One of the crit caps for every physical based classes is the white crit cap, where essential every white swing is a crit and crit no longer benefits auto attacks. This happens because glancing blows are un avoidable and is higher on the hit roll table, for a class with 0% miss on white swings the crit cap is 76%, but since fury has two weapons the crit hit cap is much lower and is equal to 24 + miss chance - 100. If you have 20% miss chance with white swings your white crit cap will be 56% crit. Crit depression is supposed to go after the roll and cause you white swings to become hits 3% of the time.
RB VS Execute
With the hotfix to RB (20% buff) shortly after 5.4, Raging blow has become noticeable stronger and damage wise coming close to execute which brings up the question where you should use RB over execute.

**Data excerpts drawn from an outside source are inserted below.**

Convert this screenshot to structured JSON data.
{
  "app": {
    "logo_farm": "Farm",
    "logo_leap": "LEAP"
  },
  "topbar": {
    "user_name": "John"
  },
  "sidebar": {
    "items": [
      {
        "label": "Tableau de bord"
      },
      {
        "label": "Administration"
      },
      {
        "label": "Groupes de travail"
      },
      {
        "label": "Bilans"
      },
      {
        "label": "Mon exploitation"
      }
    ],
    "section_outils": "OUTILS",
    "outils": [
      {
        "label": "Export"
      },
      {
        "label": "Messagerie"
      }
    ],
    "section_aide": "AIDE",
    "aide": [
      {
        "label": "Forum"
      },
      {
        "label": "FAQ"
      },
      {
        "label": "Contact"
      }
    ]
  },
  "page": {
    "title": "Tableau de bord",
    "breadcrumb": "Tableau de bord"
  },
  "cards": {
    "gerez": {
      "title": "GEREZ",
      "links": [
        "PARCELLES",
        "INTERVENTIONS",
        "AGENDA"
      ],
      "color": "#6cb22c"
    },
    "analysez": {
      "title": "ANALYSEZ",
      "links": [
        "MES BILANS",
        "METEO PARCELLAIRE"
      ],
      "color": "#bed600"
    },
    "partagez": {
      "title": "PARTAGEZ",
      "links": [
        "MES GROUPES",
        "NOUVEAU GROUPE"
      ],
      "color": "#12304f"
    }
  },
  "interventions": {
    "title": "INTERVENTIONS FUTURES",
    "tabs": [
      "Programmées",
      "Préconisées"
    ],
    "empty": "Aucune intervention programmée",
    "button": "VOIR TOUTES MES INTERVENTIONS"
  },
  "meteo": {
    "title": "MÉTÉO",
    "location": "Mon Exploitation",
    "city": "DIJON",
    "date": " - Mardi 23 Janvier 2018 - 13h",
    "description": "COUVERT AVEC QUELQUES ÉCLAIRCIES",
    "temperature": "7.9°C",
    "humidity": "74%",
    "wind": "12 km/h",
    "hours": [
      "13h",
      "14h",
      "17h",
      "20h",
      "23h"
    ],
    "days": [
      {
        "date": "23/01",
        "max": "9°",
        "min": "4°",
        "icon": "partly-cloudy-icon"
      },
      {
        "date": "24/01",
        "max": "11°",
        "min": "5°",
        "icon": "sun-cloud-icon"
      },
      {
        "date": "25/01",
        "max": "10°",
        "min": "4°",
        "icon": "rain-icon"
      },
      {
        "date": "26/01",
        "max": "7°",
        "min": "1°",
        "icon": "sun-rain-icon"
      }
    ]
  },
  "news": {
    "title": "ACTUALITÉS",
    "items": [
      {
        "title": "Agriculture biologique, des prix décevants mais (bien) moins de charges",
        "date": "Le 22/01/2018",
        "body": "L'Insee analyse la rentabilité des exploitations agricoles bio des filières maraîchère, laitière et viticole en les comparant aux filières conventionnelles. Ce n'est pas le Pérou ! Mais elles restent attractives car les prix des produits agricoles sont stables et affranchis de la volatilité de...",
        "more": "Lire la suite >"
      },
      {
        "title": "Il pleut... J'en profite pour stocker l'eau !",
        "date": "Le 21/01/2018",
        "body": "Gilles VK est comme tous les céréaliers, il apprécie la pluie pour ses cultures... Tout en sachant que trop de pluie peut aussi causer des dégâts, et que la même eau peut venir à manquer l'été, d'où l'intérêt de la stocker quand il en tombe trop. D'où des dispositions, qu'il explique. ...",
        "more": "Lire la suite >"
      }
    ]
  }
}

When your weapons and gear are equivalent Execute will always come out as our top damaging move, but if there is a large disparity between the ilvl of your weapon and your gear the damage can be more slanted towards RB. Make sure you are checking the numbers correctly, and not just what you see on screen (use logs) when making sure what does more damage.
RB + HS VS exe
A popular discussion that has popped up after the RB buff was the fact that a RB + HS did more damage than a execute alone therefore it should be used inside CS over execute, while we do focus to get the most damage out of our CS this statement is untrue. Using HS inside CS sub 20% will reduce how many executes we can do outside of CS. The only time you would HS inside CS sub 20% would be when you going to cap or HS does more damage than execute (both unlikely).
So what happens IF my RB does more damage than Execute?
When RB hits harder than execute the rotation changes so that RB is maximized during CS, it plays out close to what the pre sub 20% rotation but executes replace the BT’s in the rotation and we don’t use heroic strike during CS. When you have an AP proc from a trinket execute takes priority during the CS due to execute gaining more damage from AP then RB does.